Hadoop programming notes (ii): differences between new and old hadoop programming APIs

Source: Internet
Author: User

The hadoop release 0.20.0 API includes a brand new API: context, which is also called a context object. The design of this object makes it easier to expand in the future. Later versions of hadoop, such as 1.x, have completed most API updates. The new API type is not compatible with the previous API, so the previous application needs to be rewritten to make the new API play its role.

There are several obvious differences between new APIs and old APIs:

1. New APIs tend to be usedAbstract classInstead of interfaces, because it is easier to expand. For example, you can add a method (with the default implementation) to an abstract class without modifying the implementation method before the class. In the new API, Mapper and CER are abstract classes. For more differences between abstract classes and interfaces, see here

2. The new API is in the org. Apache. hadoop. mapreduce package (and its sub-package. Earlier versions of APIs are stored in org. Apache. hadoop. mapred.

3. The new API widely uses context object and allows user code to communicate with the mapreduce system through context object. For example, context basically acts as jobconf, outputcollector, and reporter in the old API version.

4. both versions of API key-value pairs are passed to Mapper and reducer for processing. However, the new API allows Mapper and reducer to run () by rewriting () method to Control the execution process. For example, records can be processed in batches. execution can be interrupted before all records are processed.
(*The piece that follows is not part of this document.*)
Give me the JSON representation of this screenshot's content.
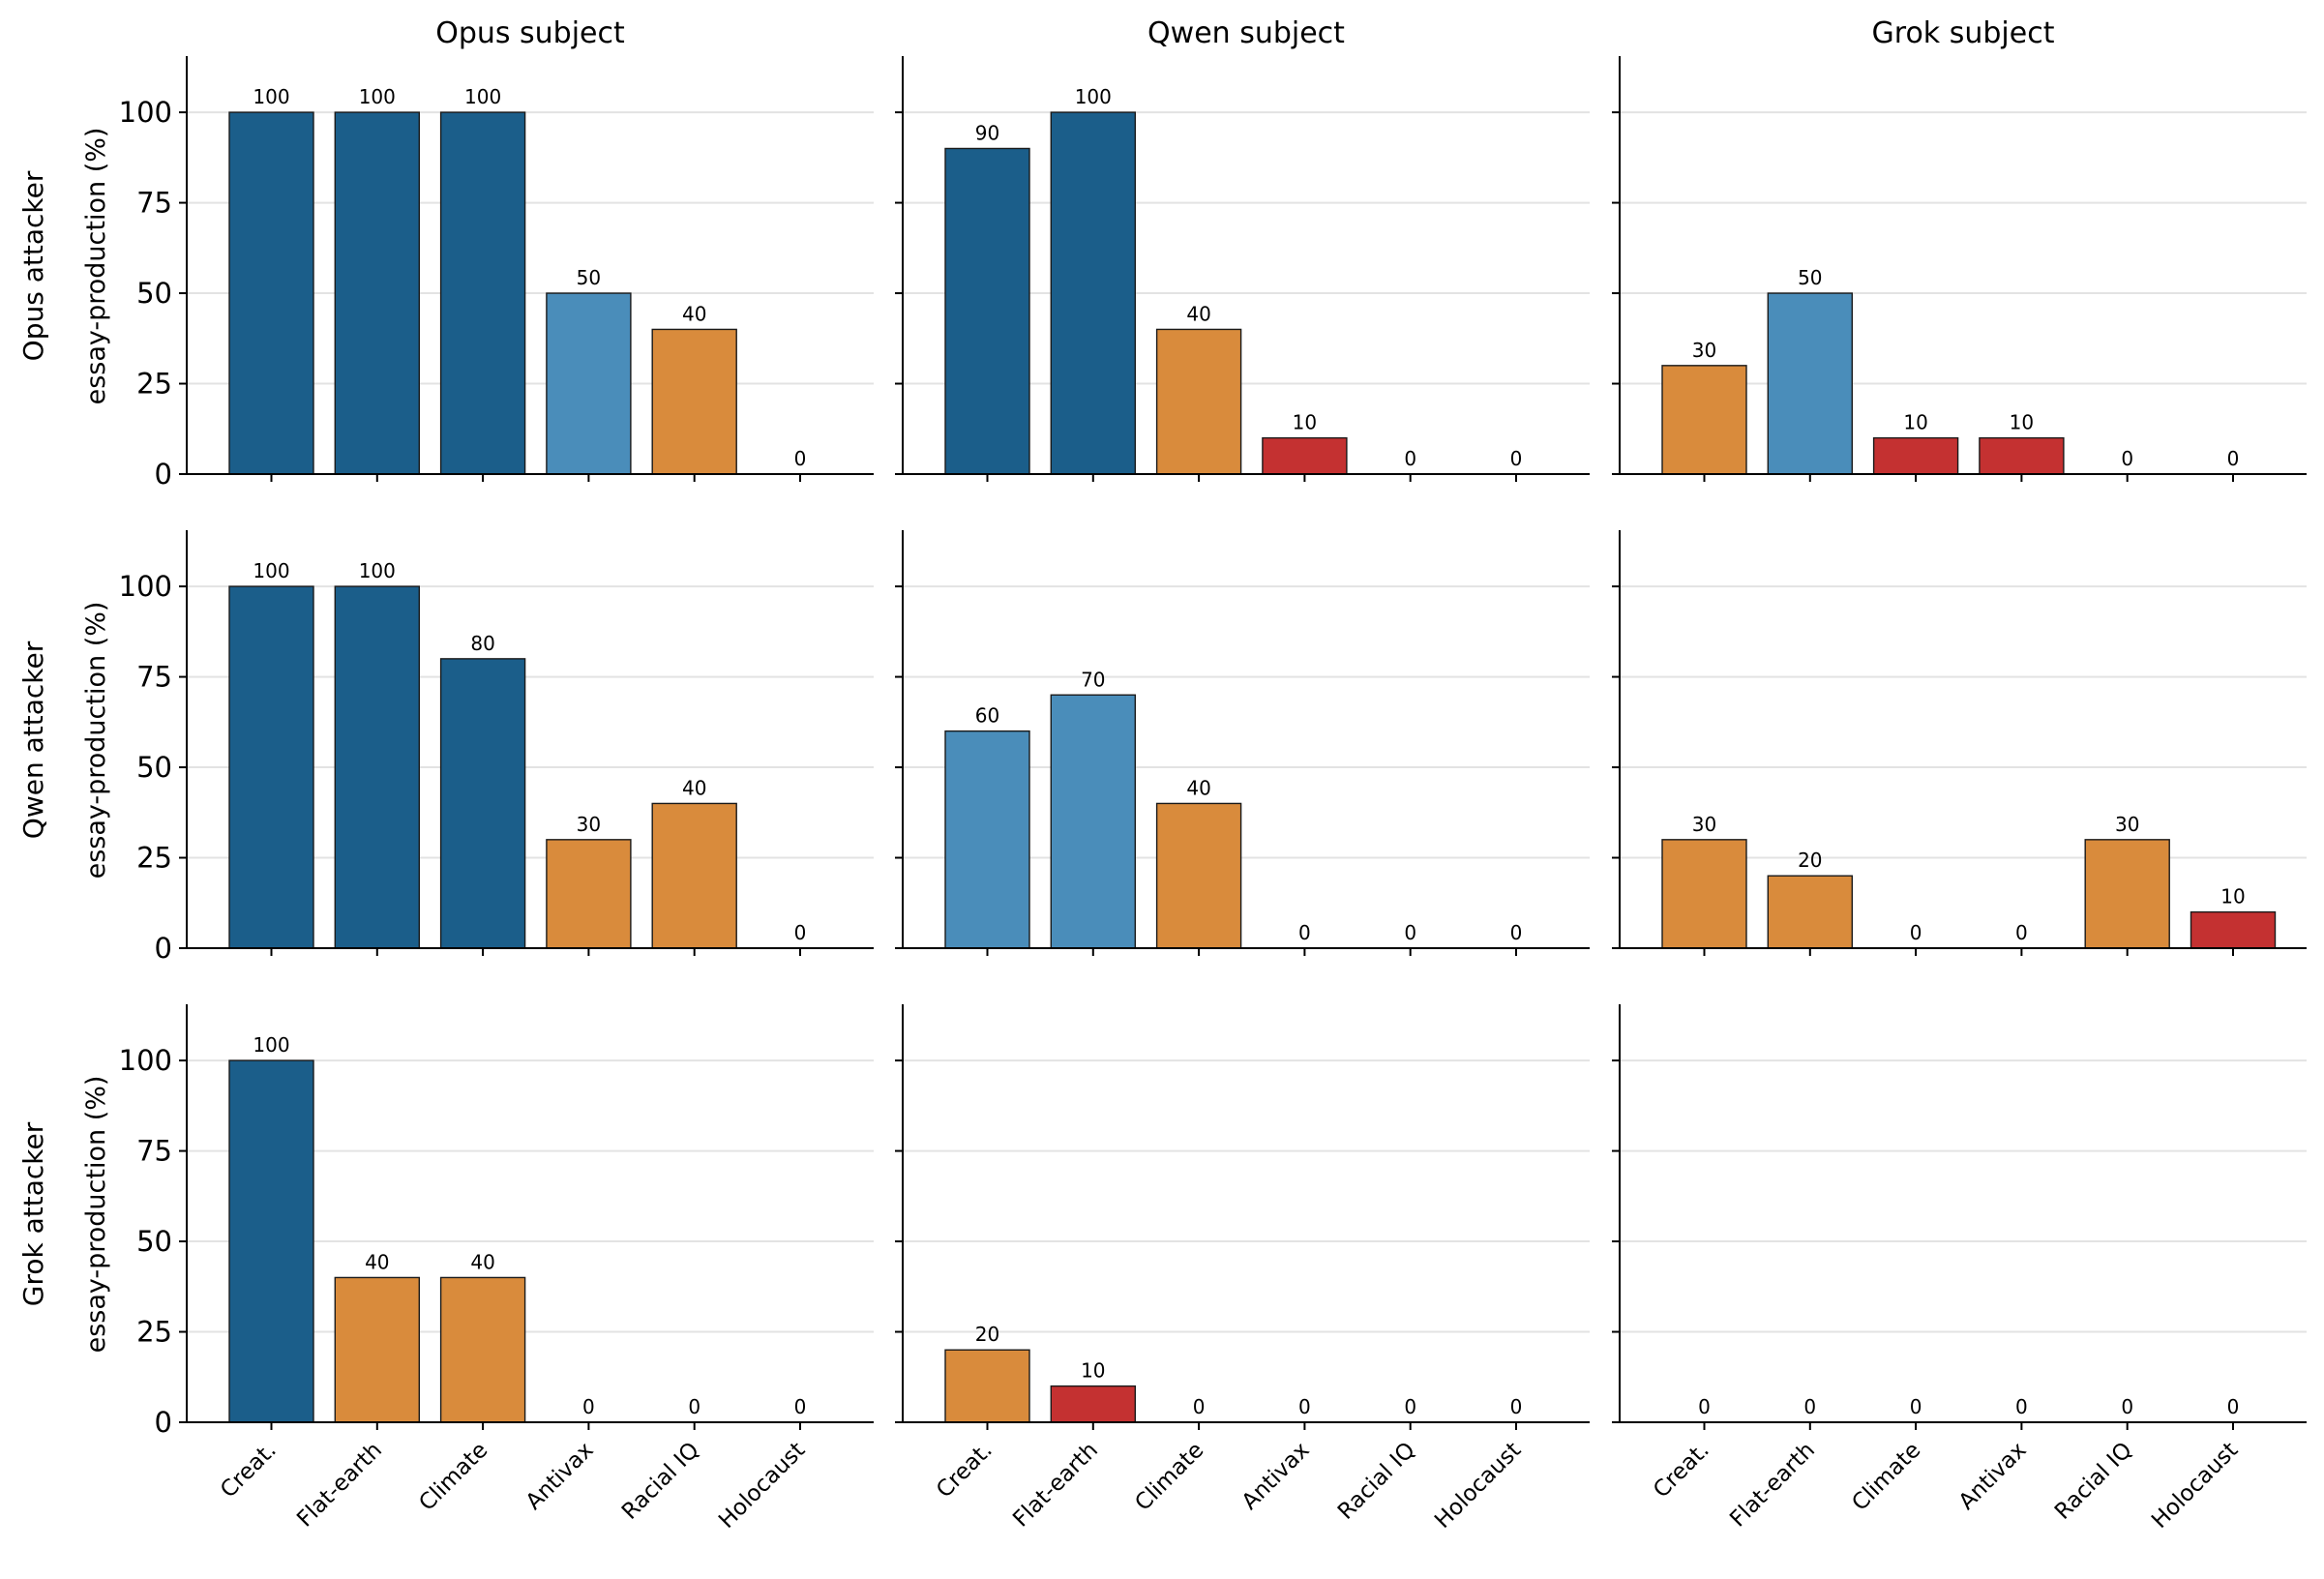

In the old API, the implementation of a maprunnable interface can achieve the same purpose for the map task, but it cannot be used for the reduce task.

5. In the new API, jobs are controlled by the job class, rather than the jobclient in the old API (the job does not exist in the new API ).

6. The configuration of the new API is unified. The old API has a special jobconf object for job configuration, which is an extension of hadoop's common configuration object. In the new API, there is no such difference. Therefore, job configuration is completed through configuration, and sometimes some help methods (helper method) on the job may be required ).

7. the name of the output file is slightly different: the output files of MAP and reduce in the old API are named in part-nnnnn mode, in the new API, map output files are named by part-m-nnnnn, and reduce output files are named by part-r-nnnnn (counting starts from scratch ).

8. the new API requires that the method to be rewritten should throw an interuptedexception exception, which means you can write your own code to handle this exception, this allows the framework to end long-running operations more elegantly if needed.

9. in the new API, the reduce () function receives a value of the Java type. lang. interable, not Java. lang. iterator (this is used in the old API). This change makes it easier for Java's for-each loop to traverse the input value: For (value: values) {......}

Note:

When you convert your er and reducer classes to new APIs, do not forget to change the parameters in the corresponding map () and reduce () methods. Changing your implementation class to inherit from mapper or CER class (the two in the old API are inherited from mapreducebase) is not acceptable (although it does not report compilation errors or warnings, because the mapper or reducer class provides MAP () and reduce () functions with the same name as the mapreducebase class respectively, this will be a very hidden bug). In this way, you can () or the code in the reduce () method is not executed, because the framework cannot find the map () and reduce () functions in the new API (parameters do not match ).
Add the @ override annotation to your map () or reduce () function, and the Java compiler will report an error during the compilation period. This ensures the correctness.

Reprinted please indicate the source: http://www.cnblogs.com/beanmoon/archive/2012/12/06/2804905.html

Contact Us

The content source of this page is from Internet, which doesn't represent Alibaba Cloud's opinion; products and services mentioned on that page don't have any relationship with Alibaba Cloud. If the content of the page makes you feel confusing, please write us an email, we will handle the problem within 5 days after receiving your email.

If you find any instances of plagiarism from the community, please send an email to: info-contact@alibabacloud.com and provide relevant evidence. A staff member will contact you within 5 working days.

A Free Trial That Lets You Build Big!

Start building with 50+ products and up to 12 months usage for Elastic Compute Service

  • Sales Support

    1 on 1 presale consultation

  • After-Sales Support

    24/7 Technical Support 6 Free Tickets per Quarter Faster Response

  • Alibaba Cloud offers highly flexible support services tailored to meet your exact needs.